Logo depois da “Paixão de Cristo”, assisti a alguns filmes de Mazzaropi e a algumas chanchadas da Atlântida, no Cine São Luís. Em todas as ocasiões estava sempre na companhia dos meus pais ou do meu irmão José Franklin ou da minha irmã Hamilena. Meu pai tinha um gosto apurado, preferia a ópera e os filmes do Charles Chaplin. Seu gosto musical também era refinado, e a prova disso era a sua fantástica coleção de discos de músicas clássicas, que conservo, junto com a coleção de ópera. Alguns destes discos são de 45 rot./min.


A década de 1960 talvez tenha sido a mais profícua para o cinema, todas as salas exibiram os grandes clássicos de crítica e de bilheteria. A sensibilidade artística e o bom gosto estético de José Bernardo e a visão comercial de Moisés Tajra fizeram de São Luís uma cidade de cinemas.


A minha lembrança cinematográfica vai muito além da “Paixão de Cristo”, dos filmes de Carlito ou das chanchadas da Atlântida. Uma das melhores experiências que tive com a chamada telona foi ouvir o grito do Tarzan, e tenho quase certeza que toda a minha geração ouviu ou repetiu o grito do Tarzan. 
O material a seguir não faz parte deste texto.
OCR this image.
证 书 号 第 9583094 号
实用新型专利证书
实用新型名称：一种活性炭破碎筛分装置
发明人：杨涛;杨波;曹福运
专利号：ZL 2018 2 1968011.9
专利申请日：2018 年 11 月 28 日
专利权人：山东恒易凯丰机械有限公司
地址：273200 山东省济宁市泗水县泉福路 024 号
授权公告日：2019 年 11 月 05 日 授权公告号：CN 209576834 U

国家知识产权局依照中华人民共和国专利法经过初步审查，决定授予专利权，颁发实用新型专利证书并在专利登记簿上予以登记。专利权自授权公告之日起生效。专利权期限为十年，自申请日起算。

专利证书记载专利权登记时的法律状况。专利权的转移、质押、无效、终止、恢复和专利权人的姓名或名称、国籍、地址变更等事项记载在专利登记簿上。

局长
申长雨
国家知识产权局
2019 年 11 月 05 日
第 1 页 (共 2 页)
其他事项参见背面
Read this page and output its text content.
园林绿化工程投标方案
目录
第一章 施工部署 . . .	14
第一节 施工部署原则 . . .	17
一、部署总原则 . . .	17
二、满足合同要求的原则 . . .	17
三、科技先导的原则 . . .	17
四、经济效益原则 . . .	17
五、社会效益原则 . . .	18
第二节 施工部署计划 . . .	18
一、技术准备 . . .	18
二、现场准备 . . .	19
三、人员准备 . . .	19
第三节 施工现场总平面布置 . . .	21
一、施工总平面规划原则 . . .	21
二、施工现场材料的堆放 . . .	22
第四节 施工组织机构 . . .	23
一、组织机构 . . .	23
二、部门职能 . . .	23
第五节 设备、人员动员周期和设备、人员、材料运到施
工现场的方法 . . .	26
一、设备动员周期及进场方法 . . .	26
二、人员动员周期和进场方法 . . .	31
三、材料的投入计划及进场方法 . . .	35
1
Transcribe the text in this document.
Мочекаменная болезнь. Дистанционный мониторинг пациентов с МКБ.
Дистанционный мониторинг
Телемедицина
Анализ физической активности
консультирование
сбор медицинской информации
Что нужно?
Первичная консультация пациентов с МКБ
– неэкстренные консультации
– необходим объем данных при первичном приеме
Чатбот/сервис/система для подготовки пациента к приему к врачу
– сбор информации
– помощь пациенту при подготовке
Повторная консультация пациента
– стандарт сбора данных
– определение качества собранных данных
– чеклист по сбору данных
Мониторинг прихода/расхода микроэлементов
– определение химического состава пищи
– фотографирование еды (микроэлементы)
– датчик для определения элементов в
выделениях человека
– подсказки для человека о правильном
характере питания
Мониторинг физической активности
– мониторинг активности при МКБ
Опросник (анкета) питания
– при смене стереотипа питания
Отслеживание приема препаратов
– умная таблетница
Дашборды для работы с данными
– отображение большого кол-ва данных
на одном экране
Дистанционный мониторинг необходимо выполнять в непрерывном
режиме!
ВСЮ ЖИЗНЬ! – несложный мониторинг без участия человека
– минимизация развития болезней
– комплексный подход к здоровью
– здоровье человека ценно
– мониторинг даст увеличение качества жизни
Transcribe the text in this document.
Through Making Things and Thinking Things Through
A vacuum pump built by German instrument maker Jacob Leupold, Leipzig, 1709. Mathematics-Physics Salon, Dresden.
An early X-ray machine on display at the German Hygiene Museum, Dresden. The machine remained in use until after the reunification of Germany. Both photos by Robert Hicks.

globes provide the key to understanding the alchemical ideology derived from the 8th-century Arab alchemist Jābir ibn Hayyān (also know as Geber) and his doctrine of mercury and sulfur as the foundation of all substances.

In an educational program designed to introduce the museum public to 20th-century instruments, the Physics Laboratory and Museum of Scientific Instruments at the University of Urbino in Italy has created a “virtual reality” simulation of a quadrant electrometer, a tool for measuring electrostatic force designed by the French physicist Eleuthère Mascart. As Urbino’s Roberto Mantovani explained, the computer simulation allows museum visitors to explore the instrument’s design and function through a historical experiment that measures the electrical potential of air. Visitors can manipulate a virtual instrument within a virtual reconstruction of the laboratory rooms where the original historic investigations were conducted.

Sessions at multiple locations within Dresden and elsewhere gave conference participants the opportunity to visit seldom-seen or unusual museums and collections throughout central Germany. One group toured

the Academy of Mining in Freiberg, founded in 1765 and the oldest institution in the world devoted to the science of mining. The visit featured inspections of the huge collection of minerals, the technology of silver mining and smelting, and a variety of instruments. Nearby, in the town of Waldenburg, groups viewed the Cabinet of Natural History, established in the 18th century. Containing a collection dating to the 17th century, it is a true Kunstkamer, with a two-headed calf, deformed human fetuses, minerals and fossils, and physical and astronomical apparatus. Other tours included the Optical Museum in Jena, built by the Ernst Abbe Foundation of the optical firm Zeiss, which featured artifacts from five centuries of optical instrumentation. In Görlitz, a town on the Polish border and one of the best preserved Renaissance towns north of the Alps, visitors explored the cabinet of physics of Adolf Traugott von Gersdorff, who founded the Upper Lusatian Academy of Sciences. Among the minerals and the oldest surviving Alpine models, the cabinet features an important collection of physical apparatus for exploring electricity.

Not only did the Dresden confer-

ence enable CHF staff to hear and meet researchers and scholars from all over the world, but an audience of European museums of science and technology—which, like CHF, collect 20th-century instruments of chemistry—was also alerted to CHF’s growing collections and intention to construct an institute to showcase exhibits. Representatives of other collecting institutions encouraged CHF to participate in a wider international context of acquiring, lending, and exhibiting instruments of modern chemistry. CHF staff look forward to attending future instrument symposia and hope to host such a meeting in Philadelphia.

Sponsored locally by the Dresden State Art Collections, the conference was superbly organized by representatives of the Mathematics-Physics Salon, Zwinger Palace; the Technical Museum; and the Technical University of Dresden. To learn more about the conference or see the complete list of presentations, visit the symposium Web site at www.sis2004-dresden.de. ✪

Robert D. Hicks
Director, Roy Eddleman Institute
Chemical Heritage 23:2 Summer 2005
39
A década produziu filmes como Lawrence da Arábia, Bem-Hur, o premiadíssimo musical A Noviça Rebelde, o épico Spartacus, o revolucionário Perdidos na Noite, a ficção extraordinária de 2001: Uma odisseia no espaço, os românticos Dr. Jivago, Candelabro Italiano e Romeu e Julieta, o assustador Bebê de Rosemary, o clássico do western Os Brutus Também Amam e o lento e apaixonante pop do cinema francês Um homem e Uma mulher. Todos exibidos em salas com lotação completa. Foram muitos filmes e muitas histórias. Certa vez contabilizei mais de 100 filmes de sucesso da década de 1960, incluindo o Cinema Novo brasileiro.


A diferença de idade entre mim e o interlocutor não impediu que formássemos um consenso: São Luís é uma cidade vocacionada ao cinema.